Namun, sebagai Menteri yang membawahi urusan perlindungan perempuan dan anak, fokus utama Arifah adalah bagaimana ibadah haji bisa semakin ramah perempuan.
“Tahun ini, jumlah jamaah haji perempuan Indonesia mencapai 55 hingga 60 persen. Artinya, mayoritas jamaah adalah perempuan. Maka sudah semestinya, jumlah petugas perempuan pun ditingkatkan,” tegasnya.
Ia menyoroti minimnya pembimbing ibadah (bimbad) perempuan yang mendampingi jamaah. Padahal, menurutnya, kebutuhan bimbingan ibadah perempuan berbeda dari laki-laki, dan banyak hal khusus hanya bisa dikonsultasikan secara nyaman dengan sesama perempuan.
“Selama ini, bimbad perempuan masih sangat minim. Ini menjadi perhatian penting, karena banyak kebutuhan ibadah yang lebih nyaman dan tepat bila dibimbing oleh sesama perempuan,” ujarnya.
Menteri Arifah juga mencatat adanya sejumlah perubahan dalam sistem akomodasi yang diterapkan tahun ini, termasuk penempatan jamaah dalam skema satu rombongan di beberapa hotel. Ia mengakui sistem baru ini merupakan kebijakan pemerintah Arab Saudi dan Indonesia sedang beradaptasi.
“Ada penyesuaian, tetapi di lapangan masih ditemukan berbagai persoalan. Catatan-catatan ini akan kami bawa untuk didiskusikan lebih lanjut agar bisa diperbaiki pada musim haji mendatang,” ucapnya.
Ia juga menekankan pentingnya ketersediaan fasilitas seperti toilet yang memadai bagi jamaah perempuan. Durasi penggunaan toilet perempuan, menurutnya, lebih lama dibandingkan laki-laki, sehingga seharusnya jumlahnya disesuaikan.

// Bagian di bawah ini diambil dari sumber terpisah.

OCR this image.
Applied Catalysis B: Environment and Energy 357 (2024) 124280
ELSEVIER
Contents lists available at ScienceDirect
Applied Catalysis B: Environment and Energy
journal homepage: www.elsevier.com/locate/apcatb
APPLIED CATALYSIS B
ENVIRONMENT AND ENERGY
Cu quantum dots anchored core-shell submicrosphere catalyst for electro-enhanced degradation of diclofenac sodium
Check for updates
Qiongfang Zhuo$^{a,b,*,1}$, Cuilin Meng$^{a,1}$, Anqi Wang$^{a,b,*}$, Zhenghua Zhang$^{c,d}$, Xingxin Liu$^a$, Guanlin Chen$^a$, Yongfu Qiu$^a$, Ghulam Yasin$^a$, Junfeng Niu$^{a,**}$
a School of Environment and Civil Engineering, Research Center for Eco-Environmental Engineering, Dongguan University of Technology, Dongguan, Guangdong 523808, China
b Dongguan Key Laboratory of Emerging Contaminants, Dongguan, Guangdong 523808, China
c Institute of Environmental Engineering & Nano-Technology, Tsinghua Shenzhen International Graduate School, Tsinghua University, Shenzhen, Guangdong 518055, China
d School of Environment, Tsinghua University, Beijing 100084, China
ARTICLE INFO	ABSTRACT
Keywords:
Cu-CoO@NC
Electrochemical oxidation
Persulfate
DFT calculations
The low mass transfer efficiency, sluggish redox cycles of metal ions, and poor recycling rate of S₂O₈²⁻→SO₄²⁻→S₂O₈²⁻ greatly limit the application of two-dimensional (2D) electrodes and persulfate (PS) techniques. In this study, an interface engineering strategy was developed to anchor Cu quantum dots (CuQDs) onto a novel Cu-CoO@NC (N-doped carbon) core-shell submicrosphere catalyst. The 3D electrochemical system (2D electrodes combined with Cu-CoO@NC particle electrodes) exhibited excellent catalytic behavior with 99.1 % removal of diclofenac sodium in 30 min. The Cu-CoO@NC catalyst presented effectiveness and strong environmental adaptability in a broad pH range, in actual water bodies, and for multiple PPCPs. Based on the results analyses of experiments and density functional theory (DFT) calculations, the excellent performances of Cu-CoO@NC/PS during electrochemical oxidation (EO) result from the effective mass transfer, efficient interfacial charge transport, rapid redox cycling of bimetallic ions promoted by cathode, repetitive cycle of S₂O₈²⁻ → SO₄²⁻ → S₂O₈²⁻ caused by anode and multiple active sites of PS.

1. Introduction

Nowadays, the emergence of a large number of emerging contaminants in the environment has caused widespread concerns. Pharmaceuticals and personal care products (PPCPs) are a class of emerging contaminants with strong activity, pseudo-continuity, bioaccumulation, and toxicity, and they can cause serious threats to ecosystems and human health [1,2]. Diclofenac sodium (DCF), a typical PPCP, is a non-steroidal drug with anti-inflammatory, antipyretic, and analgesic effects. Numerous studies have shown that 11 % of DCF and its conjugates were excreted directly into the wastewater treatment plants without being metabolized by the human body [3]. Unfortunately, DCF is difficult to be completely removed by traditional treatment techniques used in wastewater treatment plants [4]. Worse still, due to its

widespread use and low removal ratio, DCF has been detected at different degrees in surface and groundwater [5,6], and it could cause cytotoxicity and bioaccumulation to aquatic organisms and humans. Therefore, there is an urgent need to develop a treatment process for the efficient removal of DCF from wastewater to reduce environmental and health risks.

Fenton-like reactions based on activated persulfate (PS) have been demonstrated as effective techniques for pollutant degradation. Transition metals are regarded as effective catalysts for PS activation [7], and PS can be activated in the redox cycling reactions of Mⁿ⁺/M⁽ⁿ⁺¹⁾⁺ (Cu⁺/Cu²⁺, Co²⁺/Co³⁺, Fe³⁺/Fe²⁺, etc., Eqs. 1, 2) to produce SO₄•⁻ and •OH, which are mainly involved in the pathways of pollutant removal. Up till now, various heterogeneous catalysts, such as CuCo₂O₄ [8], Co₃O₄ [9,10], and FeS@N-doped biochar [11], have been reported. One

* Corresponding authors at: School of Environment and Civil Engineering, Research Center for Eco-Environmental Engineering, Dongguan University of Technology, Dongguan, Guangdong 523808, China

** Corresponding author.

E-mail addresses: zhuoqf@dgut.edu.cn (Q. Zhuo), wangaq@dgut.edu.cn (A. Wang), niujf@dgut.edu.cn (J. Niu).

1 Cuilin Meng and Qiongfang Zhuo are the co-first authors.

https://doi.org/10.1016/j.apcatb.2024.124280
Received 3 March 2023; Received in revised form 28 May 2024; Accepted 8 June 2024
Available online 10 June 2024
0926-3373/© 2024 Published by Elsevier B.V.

Dalam sejumlah pertemuan dengan jamaah, Menteri Arifah menilai perlunya kehadiran petugas yang memahami bahasa daerah dan berasal dari daerah yang sama dengan jamaah. Sebab, banyak jamaah Indonesia berasal dari akar rumput (grass root), bahkan belum pernah keluar dari kampung halamannya.
“Ketika ada petugas dari daerah yang sama, secara psikologis itu bisa memberi kenyamanan dan rasa aman. Selain itu, petugas juga harus benar-benar paham tugasnya. Maka pelatihan secara berkala penting dilakukan,” jelasnya.
Salah satu sorotan Menteri PPPA adalah soal istitaah, atau kemampuan seseorang untuk berhaji. Ia mempertanyakan pemahaman umum yang selama ini hanya menekankan aspek finansial, sementara kemampuan fisik sering kali diabaikan.
“Saya melihat sendiri jamaah lansia dan disabilitas di hotel transit yang bahkan untuk buang air kecil atau makan saja harus dibantu. Ini membuat saya bertanya: apa benar mereka istitaah? Karena ibadah haji adalah ibadah fisik, bukan sekadar soal uang,” ungkapnya prihatin.
Menurutnya, dalam kasus seperti itu, lebih baik haji dibadalkan oleh orang lain. Bahkan, jika ada pendamping, pendamping tersebut harus membuat pernyataan atau pakta integritas bahwa tidak akan meninggalkan jamaah yang didampinginya.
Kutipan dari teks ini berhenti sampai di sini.